Daniel shares the vision behind his elaborate ensembles and explores what it’s like to live life as a work of art. “Everyone is capable of creating their own masterpiece,” he says. “You should try it sometime.” 

What a wonderful inspiration of living life as full expression!

My favorite quote:  “How does life change when you choose to be unapologetically yourself?”

Frankly, coming off a full, stressful  workday, I was still in task mode. However, I was determined to check out the art fair across the street and see if there was anything “interesting”. Power-walking through the aisles of stalls I scanned for photographers and visual artists whose work grabbed me. “Seen his stuff. Not my thing.” “Saw her work last year. That image of a flamenco dancer outdoors is kind of dramatic . . .” “Oh, I like the geometry of the palm fronds.” Scout and scoot. I hardly paused at each stall as my eyes scanned ahead.

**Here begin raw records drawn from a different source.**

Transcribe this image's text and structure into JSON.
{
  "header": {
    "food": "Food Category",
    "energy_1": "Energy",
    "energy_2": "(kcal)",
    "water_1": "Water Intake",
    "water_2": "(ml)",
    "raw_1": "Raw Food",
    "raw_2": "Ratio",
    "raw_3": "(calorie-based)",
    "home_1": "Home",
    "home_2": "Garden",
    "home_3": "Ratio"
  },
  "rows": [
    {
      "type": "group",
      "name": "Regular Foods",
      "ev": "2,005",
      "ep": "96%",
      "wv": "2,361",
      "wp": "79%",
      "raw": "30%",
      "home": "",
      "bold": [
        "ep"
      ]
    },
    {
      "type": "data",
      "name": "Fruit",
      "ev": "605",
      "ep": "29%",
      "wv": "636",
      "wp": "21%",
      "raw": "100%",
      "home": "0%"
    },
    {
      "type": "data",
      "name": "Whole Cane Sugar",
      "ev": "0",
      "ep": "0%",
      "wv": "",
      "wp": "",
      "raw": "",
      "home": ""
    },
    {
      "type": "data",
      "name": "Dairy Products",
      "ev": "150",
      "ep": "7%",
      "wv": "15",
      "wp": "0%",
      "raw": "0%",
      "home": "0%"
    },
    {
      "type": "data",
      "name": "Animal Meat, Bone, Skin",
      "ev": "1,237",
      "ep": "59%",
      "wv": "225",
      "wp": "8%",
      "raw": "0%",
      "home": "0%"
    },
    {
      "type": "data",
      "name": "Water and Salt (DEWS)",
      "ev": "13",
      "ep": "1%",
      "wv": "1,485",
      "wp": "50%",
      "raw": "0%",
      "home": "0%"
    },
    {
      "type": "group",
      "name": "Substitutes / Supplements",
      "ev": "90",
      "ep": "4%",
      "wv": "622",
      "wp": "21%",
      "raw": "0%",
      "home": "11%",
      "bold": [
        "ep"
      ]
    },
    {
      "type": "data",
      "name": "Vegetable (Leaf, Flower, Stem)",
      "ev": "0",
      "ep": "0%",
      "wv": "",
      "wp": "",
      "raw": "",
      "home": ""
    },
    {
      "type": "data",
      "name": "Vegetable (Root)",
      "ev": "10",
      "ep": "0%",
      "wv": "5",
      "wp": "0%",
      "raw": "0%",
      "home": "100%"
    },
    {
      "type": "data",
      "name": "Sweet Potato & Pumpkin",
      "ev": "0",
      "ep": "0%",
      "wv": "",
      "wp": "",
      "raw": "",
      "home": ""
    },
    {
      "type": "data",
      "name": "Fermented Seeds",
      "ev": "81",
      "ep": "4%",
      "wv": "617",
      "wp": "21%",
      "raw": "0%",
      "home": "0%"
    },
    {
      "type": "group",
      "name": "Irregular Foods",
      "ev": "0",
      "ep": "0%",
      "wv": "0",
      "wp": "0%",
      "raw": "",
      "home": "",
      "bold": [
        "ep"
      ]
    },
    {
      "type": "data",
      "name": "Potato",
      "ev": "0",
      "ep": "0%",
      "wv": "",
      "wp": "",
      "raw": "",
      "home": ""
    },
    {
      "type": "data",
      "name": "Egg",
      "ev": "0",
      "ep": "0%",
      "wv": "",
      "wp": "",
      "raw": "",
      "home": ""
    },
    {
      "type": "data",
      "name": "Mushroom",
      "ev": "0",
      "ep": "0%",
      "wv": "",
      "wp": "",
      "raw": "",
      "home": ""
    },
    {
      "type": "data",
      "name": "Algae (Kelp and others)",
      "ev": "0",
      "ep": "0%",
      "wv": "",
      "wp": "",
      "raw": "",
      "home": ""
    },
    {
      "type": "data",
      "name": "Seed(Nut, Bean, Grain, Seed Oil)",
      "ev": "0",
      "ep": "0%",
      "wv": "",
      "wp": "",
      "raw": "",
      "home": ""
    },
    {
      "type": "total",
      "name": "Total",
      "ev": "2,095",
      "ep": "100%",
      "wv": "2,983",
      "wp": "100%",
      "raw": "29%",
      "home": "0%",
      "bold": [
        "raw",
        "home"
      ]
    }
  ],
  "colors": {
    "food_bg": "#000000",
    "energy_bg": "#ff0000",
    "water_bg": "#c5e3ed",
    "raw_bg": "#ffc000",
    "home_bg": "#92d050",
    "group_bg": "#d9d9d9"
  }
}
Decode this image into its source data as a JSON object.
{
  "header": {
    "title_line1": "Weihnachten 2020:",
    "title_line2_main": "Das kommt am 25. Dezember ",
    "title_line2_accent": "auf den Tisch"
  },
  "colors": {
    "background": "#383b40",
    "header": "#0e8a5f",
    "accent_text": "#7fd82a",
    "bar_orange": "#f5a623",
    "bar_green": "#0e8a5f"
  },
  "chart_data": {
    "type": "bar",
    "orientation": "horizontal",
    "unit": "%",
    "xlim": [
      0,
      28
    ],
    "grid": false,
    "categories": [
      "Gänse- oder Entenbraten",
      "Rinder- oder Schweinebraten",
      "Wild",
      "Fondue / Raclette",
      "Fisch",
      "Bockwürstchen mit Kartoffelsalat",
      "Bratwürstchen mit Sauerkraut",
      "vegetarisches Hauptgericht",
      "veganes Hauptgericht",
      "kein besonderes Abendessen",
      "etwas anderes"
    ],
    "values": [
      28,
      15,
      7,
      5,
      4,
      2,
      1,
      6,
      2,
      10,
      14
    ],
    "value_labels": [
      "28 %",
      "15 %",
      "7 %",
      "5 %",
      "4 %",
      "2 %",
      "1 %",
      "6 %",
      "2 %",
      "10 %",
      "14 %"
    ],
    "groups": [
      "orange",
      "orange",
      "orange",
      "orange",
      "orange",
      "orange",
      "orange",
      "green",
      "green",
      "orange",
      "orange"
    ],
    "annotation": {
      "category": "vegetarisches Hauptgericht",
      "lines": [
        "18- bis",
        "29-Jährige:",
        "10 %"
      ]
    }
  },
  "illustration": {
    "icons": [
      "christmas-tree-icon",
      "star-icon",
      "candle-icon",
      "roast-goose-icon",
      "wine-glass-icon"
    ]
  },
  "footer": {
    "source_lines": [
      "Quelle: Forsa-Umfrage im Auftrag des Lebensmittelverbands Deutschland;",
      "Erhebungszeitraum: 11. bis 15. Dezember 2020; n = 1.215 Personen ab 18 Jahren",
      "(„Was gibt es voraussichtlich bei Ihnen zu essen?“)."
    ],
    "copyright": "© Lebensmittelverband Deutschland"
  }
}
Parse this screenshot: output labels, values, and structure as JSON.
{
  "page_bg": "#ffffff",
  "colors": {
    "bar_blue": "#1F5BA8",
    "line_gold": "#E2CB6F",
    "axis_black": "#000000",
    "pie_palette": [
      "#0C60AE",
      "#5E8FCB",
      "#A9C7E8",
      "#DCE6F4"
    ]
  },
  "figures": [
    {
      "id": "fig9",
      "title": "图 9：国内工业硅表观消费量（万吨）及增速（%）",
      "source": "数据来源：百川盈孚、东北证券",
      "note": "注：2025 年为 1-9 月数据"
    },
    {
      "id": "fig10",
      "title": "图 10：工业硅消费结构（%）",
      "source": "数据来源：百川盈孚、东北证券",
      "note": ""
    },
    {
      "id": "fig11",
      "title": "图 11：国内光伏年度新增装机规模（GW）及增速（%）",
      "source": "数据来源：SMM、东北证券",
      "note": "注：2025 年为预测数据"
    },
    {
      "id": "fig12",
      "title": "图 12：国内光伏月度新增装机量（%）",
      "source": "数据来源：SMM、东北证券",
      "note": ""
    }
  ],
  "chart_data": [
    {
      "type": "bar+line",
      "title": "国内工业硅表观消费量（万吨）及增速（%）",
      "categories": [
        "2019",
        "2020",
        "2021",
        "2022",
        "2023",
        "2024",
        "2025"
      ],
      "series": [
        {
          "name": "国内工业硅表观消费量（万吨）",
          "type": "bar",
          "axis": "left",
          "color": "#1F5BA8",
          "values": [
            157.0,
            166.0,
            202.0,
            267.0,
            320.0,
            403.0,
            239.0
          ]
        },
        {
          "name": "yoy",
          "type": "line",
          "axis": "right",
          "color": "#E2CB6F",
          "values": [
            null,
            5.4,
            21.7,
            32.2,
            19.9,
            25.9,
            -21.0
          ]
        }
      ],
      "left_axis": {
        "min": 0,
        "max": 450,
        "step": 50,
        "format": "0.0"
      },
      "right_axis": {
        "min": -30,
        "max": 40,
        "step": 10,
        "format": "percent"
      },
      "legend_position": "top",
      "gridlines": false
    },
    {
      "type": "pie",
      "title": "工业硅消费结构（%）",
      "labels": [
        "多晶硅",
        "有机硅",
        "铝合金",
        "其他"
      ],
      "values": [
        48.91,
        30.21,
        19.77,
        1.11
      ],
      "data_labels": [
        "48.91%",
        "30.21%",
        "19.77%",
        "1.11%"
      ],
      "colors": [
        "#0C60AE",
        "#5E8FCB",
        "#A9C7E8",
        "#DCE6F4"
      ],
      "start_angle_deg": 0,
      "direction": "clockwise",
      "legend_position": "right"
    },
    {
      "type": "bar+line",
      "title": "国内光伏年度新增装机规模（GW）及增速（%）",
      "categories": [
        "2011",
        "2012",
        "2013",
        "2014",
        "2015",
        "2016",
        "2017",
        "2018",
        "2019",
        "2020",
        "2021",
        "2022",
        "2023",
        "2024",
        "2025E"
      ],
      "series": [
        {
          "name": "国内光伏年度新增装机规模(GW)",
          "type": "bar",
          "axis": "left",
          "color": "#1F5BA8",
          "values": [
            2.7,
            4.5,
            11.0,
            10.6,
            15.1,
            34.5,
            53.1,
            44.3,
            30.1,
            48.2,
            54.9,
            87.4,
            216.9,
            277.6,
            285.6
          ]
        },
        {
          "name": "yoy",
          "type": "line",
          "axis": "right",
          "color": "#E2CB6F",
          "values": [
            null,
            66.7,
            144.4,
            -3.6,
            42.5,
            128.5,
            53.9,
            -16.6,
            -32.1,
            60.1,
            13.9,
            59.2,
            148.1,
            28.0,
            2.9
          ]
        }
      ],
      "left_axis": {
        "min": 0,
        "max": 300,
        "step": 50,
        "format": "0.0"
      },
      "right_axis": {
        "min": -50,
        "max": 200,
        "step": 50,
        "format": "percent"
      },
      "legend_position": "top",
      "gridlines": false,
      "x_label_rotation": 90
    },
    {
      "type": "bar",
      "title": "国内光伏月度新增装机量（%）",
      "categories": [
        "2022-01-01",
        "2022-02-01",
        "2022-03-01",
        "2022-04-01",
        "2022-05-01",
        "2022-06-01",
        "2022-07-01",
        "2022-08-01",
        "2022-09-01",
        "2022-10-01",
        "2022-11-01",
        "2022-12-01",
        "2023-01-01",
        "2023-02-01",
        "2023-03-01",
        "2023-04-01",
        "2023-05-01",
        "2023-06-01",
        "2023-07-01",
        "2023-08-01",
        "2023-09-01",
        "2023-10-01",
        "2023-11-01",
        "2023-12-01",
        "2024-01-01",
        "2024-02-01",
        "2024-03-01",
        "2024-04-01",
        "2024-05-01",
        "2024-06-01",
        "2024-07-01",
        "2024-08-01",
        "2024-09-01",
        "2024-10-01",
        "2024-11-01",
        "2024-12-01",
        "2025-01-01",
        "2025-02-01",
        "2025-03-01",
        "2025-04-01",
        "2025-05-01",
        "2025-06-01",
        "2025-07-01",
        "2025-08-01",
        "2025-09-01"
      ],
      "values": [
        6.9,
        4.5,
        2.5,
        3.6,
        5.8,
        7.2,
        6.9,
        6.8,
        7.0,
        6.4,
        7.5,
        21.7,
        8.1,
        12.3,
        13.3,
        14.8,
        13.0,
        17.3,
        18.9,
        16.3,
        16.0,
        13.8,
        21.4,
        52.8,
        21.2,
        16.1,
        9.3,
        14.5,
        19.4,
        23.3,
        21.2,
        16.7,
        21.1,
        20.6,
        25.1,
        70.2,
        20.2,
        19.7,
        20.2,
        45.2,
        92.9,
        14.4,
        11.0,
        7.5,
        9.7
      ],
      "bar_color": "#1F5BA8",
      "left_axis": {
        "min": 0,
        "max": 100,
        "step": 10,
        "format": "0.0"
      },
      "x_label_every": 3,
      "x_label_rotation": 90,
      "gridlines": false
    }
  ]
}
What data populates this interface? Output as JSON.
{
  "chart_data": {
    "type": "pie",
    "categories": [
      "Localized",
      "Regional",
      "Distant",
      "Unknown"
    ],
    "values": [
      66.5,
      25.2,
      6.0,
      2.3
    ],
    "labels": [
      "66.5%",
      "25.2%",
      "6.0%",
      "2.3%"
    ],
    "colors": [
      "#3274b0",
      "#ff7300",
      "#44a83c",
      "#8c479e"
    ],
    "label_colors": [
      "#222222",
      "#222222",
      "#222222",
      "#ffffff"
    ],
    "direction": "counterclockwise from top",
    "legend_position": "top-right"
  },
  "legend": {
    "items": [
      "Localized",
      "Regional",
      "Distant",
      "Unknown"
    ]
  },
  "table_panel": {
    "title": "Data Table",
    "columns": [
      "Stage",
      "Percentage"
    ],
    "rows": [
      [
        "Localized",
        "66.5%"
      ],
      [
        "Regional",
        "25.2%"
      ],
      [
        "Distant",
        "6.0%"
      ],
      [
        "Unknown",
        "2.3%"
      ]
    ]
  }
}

I was headed toward the exit when The Ambush occurred. A white coat hanging on a form in an apparel stall stopped me cold. The shape of it was . . . different. Intimately human like a living presence. It drew me in. As I stepped closer I saw – and felt – that the texture was . . . well, I don’t have words for it. Gauzey. Like spun sugar in intricate webs. Translucent silk and felt interwoven.

All of my judgements and scanning fell away as I stood in the presence of this beautiful apparition.

And when I stepped into the stall I was stunned by all the varieties of textures and colors of the fabrics in jackets, dresses, scarves. Like stepping onto an exotic planet of alien colors both subtle and fantastical. I looked mostly at the scarves, taking in the colors, feeling each unique texture, and began to see visions of how they could adorn my portraiture subjects. I spent nearly an hour dreaming possibilities until Kali the artist had to close up shop. I took home a rich brown scarf and a vivid Chagall-blue one.

The next day I made a pilgrimage back to the art fair, spent another hour with Kali talking about color, and brought home four more scarves. My scarves are now hanging on an ornamental bamboo ladder ready to help set the stage for a client’s beautiful portrait. They inspire me. I’ve made a home for them as they make a home for me.

Beauty is a playful trickster she is, and an ambusher, waylaying  me with wonder and delight . . . when I at least meet her halfway and open my eyes.